Le texte s'explique sur deux facultés qui n'appartiennent pas au mandataire chargé de plaider: s'il est demandeur, il ne pourra pas se désister de l'action, lors même que les moyens de défense à lui opposés lui paraîtraient irréfutables; sans doute, le désistement arrêterait les frais et même préviendrait une demande possible de dommages-intérêts; mais le mandataire pourrait se tromper sur la valeur des moyens du défendeur, et son désistement pourrait être téméraire ; en effet, le mandant a voulu que son droit fût jugé par les tribunaux et non par son mandataire. De même, le mandataire-défendeur ne devrait pas acquiescer à la demande, si bien fondée qu'elle lui parût. Tl ne pourrait non plus transiger. Ces trois actes, désistement, acquiescement, transaction demanderaient un pouvoir spécial.
La loi nous dit encore que le mandat de transiger ne contient pas celui de soumettre le différend à des arbitres, de faire un compromis. En effet, la transaction a été confiée au mandataire à raison, soit de la prudence et de la modération, soit de la fermeté que le mandant lui connaissait : elle suppose une confiance entière dans le mandataire ; or, ce ne serait pas répondre aux intentions du mandant que de transporter à d'autres personnes la décision du litige; ce serait aussi exposer le mandant à des frais plus ou moins considérables, car les arbitres sont rétribués plus qu'un mandataire ordinaire.

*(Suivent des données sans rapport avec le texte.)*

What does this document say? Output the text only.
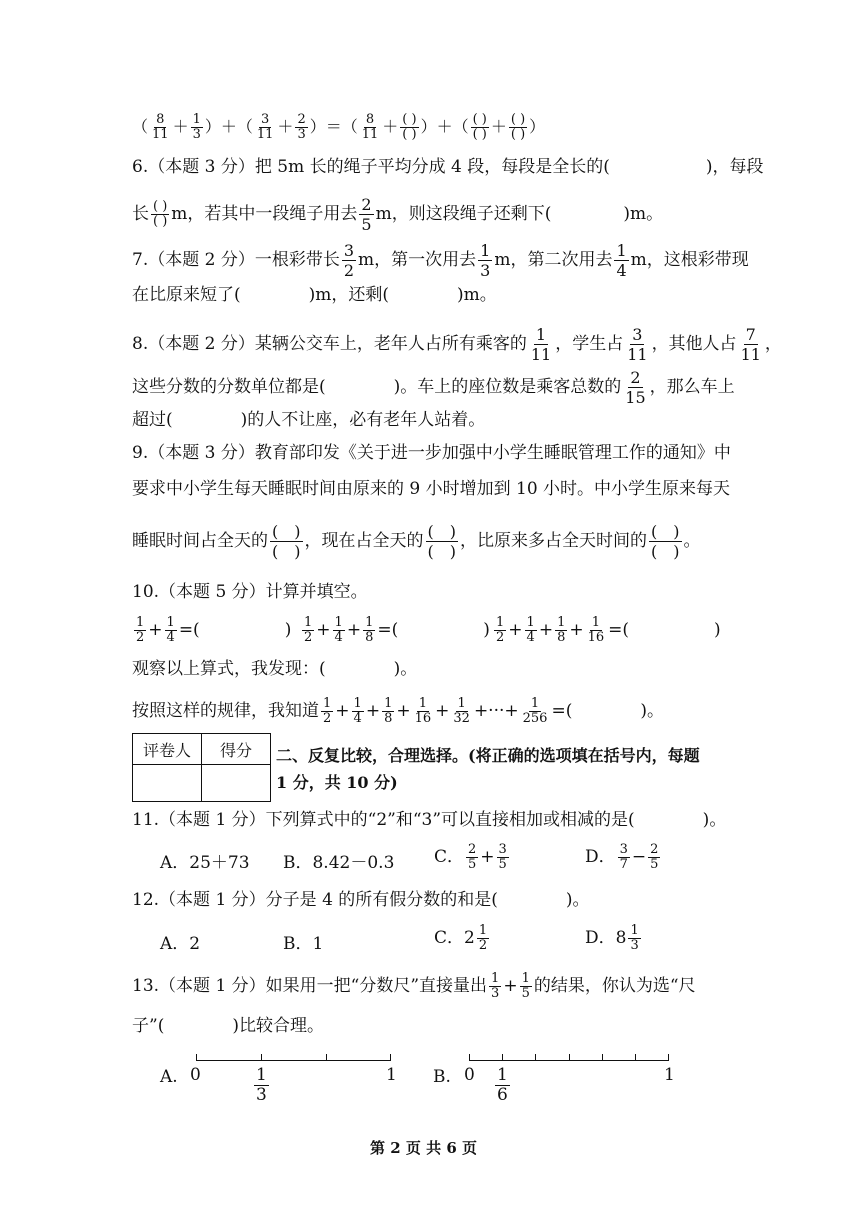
（ $\frac{8}{11} + \frac{1}{3}$ ）＋（ $\frac{3}{11} + \frac{2}{3}$ ）＝（ $\frac{8}{11} + \frac{( )}{( )}$ ）＋（ $\frac{( )}{( )} + \frac{( )}{( )}$ ）
6.（本题 3 分）把 5m 长的绳子平均分成 4 段，每段是全长的(	)，每段
长 $\frac{( )}{( )}$ m，若其中一段绳子用去 $\frac{2}{5}$ m，则这段绳子还剩下(	)m。
7.（本题 2 分）一根彩带长 $\frac{3}{2}$ m，第一次用去 $\frac{1}{3}$ m，第二次用去 $\frac{1}{4}$ m，这根彩带现
在比原来短了(　　　　)m，还剩(　　　　)m。
8.（本题 2 分）某辆公交车上，老年人占所有乘客的 $\frac{1}{11}$ ，学生占 $\frac{3}{11}$ ，其他人占 $\frac{7}{11}$ ，
这些分数的分数单位都是(　　　　)。车上的座位数是乘客总数的 $\frac{2}{15}$ ，那么车上
超过(　　　　)的人不让座，必有老年人站着。
9.（本题 3 分）教育部印发《关于进一步加强中小学生睡眠管理工作的通知》中
要求中小学生每天睡眠时间由原来的 9 小时增加到 10 小时。中小学生原来每天
睡眠时间占全天的 $\frac{( )}{( )}$ ，现在占全天的 $\frac{( )}{( )}$ ，比原来多占全天时间的 $\frac{( )}{( )}$ 。
10.（本题 5 分）计算并填空。
$\frac{1}{2} + \frac{1}{4}$ =(　　　　　) $\frac{1}{2} + \frac{1}{4} + \frac{1}{8}$ =(　　　　　) $\frac{1}{2} + \frac{1}{4} + \frac{1}{8} + \frac{1}{16}$ =(　　　　　)
观察以上算式，我发现：(　　　　)。
按照这样的规律，我知道 $\frac{1}{2} + \frac{1}{4} + \frac{1}{8} + \frac{1}{16} + \frac{1}{32}$ +···+ $\frac{1}{256}$ =(　　　　)。
评卷人	得分
	二、反复比较，合理选择。(将正确的选项填在括号内，每题
1 分，共 10 分)
11.（本题 1 分）下列算式中的“2”和“3”可以直接相加或相减的是(　　　　)。
A．25＋73 B．8.42－0.3 C． $\frac{2}{5} + \frac{3}{5}$	D． $\frac{3}{7} - \frac{2}{5}$
12.（本题 1 分）分子是 4 的所有假分数的和是(　　　　)。
A．2	B．1	C．$2 \frac{1}{2}$	D．$8 \frac{1}{3}$
13.（本题 1 分）如果用一把“分数尺”直接量出 $\frac{1}{3} + \frac{1}{5}$ 的结果，你认为选“尺
子”(　　　　)比较合理。
A. 0	1
$\frac{1}{3}$	B. 0	1
$\frac{1}{6}$
第 2 页 共 6 页
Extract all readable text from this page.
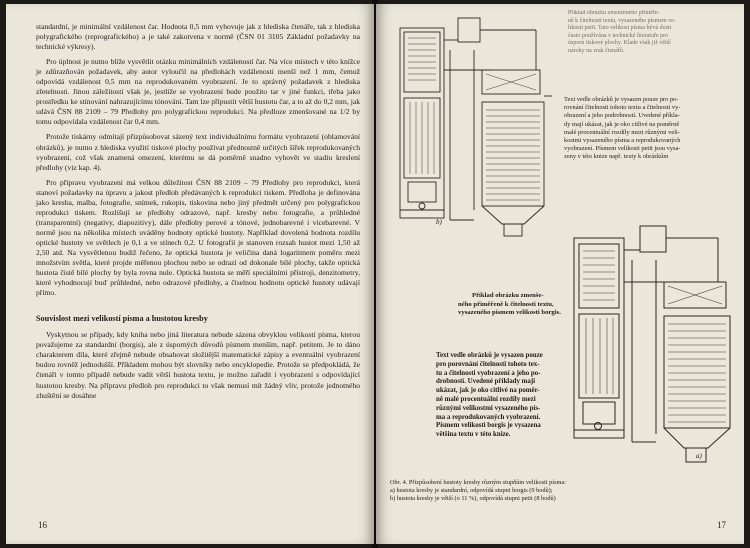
standardní, je minimální vzdálenost čar. Hodnota 0,5 mm vyhovuje jak z hlediska čtenáře, tak z hlediska polygrafického (reprografického) a je také zakotvena v normě (ČSN 01 3105 Základní požadavky na technické výkresy).

Pro úplnost je nutno blíže vysvětlit otázku minimálních vzdáleností čar. Na více místech v této knížce je zdůrazňován požadavek, aby autor vyloučil na předlohách vzdálenosti menší než 1 mm, čemuž odpovídá vzdálenost 0,5 mm na reprodukovaném vyobrazení. Je to správný požadavek z hlediska zřetelnosti. Jinou záležitostí však je, jestliže se vyobrazení bude použito tar v jiné funkci, třeba jako prostředku ke stínování nahrazujícímu tónování. Tam lze připustit větší hustotu čar, a to až do 0,2 mm, jak udává ČSN 88 2109 – 79 Předlohy pro polygrafickou reprodukci. Na předloze zmenšované na 1/2 by tomu odpovídala vzdálenost čar 0,4 mm.

Protože tiskárny odmítají přizpůsobovat sázený text individuálnímu formátu vyobrazení (oblamování obrázků), je nutno z hlediska využití tiskové plochy používat přednostně určitých šířek reprodukovaných vyobrazení, což však znamená omezení, kterému se dá poměrně snadno vyhovět ve stadiu kreslení předlohy (viz kap. 4).

Pro přípravu vyobrazení má velkou důležitost ČSN 88 2109 – 79 Předlohy pro reprodukci, která stanoví požadavky na úpravu a jakost předloh předávaných k reprodukci tiskem. Předloha je definována jako kresba, malba, fotografie, snímek, rukopis, tiskovina nebo jiný předmět určený pro polygrafickou reprodukci tiskem. Rozlišují se předlohy odrazové, např. kresby nebo fotografie, a průhledné (transparentní) (negativy, diapozitivy), dále předlohy perové a tónové, jednobarevné i vícebarevné. V normě jsou na několika místech uváděny hodnoty optické hustoty. Například dovolená hodnota rozdílu optické hustoty ve světlech je 0,1 a ve stínech 0,2. U fotografií je stanoven rozsah hustot mezi 1,50 až 2,50 atd. Na vysvětlenou budiž řečeno, že optická hustota je veličina daná logaritmem poměru mezi množstvím světla, které projde měřenou plochou nebo se odrazí od dokonale bílé plochy, takže optická hustota čistě bílé plochy by byla rovna nule. Optická hustota se měří speciálními přístroji, denzitometry, které vyhodnocují buď průhledné, nebo odrazové předlohy, a číselnou hodnotu optické hustoty udávají přímo.

Souvislost mezi velikostí písma a hustotou kresby

Vyskytnou se případy, kdy kniha nebo jiná literatura nebude sázena obvyklou velikostí písma, kterou považujeme za standardní (borgis), ale z úsporných důvodů písmem menším, např. petitem. Je to dáno charakterem díla, které zřejmě nebude obsahovat složitější matematické zápisy a eventuální vyobrazení budou rovněž jednodušší. Příkladem mohou být slovníky nebo encyklopedie. Protože se předpokládá, že čtenáři v tomto případě nebude vadit větší hustota textu, je možno zařadit i vyobrazení s odpovídající hustotou kresby. Na přípravu předloh pro reprodukci to však nemusí mít žádný vliv, protože jednotného zhuštění se dosáhne

16
b)
Příklad obrázku zmenšeného přiměře-
ně k čitelnosti textu, vysazeného písmem ve-
likosti petit. Tato velikost písma bývá dosti
často používána v technické literatuře pro
úsporu tiskové plochy. Klade však již větší
nároky na zrak čtenářů.
Text vedle obrázků je vysazen pouze pro po-
rovnání čitelnosti tohoto textu a čitelnosti vy-
obrazení a jeho podrobností. Uvedené příkla-
dy mají ukázat, jak je oko citlivé na poměrně
malé procentuální rozdíly mezi různými veli-
kostmi vysazeného písma a reprodukovaných
vyobrazení. Písmem velikosti petit jsou vysa-
zeny v této knize např. texty k obrázkům
a)
Příklad obrázku zmenše-
ného přiměřeně k čitelnosti textu,
vysazeného písmem velikosti borgis.
Text vedle obrázků je vysazen pouze
pro porovnání čitelnosti tohoto tex-
tu a čitelnosti vyobrazení a jeho po-
drobností. Uvedené příklady mají
ukázat, jak je oko citlivé na poměr-
ně malé procentuální rozdíly mezi
různými velikostmi vysazeného pís-
ma a reprodukovaných vyobrazení.
Písmem velikosti borgis je vysazena
většina textu v této knize.
Obr. 4. Přizpůsobení hustoty kresby různým stupňům velikosti písma:
a) hustota kresby je standardní, odpovídá stupni borgis (9 bodů);
b) hustota kresby je větší (o 11 %), odpovídá stupni petit (8 bodů)
17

Dans le même cas où le mandataire aurait pouvoir de transiger, il ne pourrait soumettre le différend aux tribunaux ordinaires, à cause des frais et des lenteurs inséparables d'un procès.
Le texte se prononce de la même manière sur le cas inverse: le mandataire qui serait chargé de choisir des arbitres ne pourrait pas, sous prétexte que la contestation est légère, la terminer lui-même par une transaction, en faisant quelques sacrifices des droits de son mandant; il ne pourrait non plus la soumettre aux juges ordinaires, pour la raison donnée plus haut.
Ces diverses solutions de la loi ne sont que des applications du principe posé en tête de l'article ; elles serviront d'exemples aux tribunaux pour les autres cas.
Les restrictions qu'on vient d'indiquer aux pouvoirs du mandataire nous obligent à revenir sur le mandat général.
Sans doute, sa généralité est elle-même limitée, puisqu'elle ne comprend que “les actes d'administration;” mais ces actes mêmes sont très-étendus et il ne faut pas les borner à la conservation du patrimoine, quoique ce soit une définition usitée.
Ainsi, un mandataire général peut et doit encore :
1° Acquitter les dettes exigibles du mandant.
Assurément, on ne lui refuserait pas le pouvoir de réclamer le payement des débiteurs de celui-ci : ce serait évidemment conserver son patrimoine. L'acquittement de ses obligations n'est pas moins utile, car, si les dettes ne sont pas payées, les intérêts s'accumuleront sans utilité et de coûteuses poursuites pourront s'en suivre.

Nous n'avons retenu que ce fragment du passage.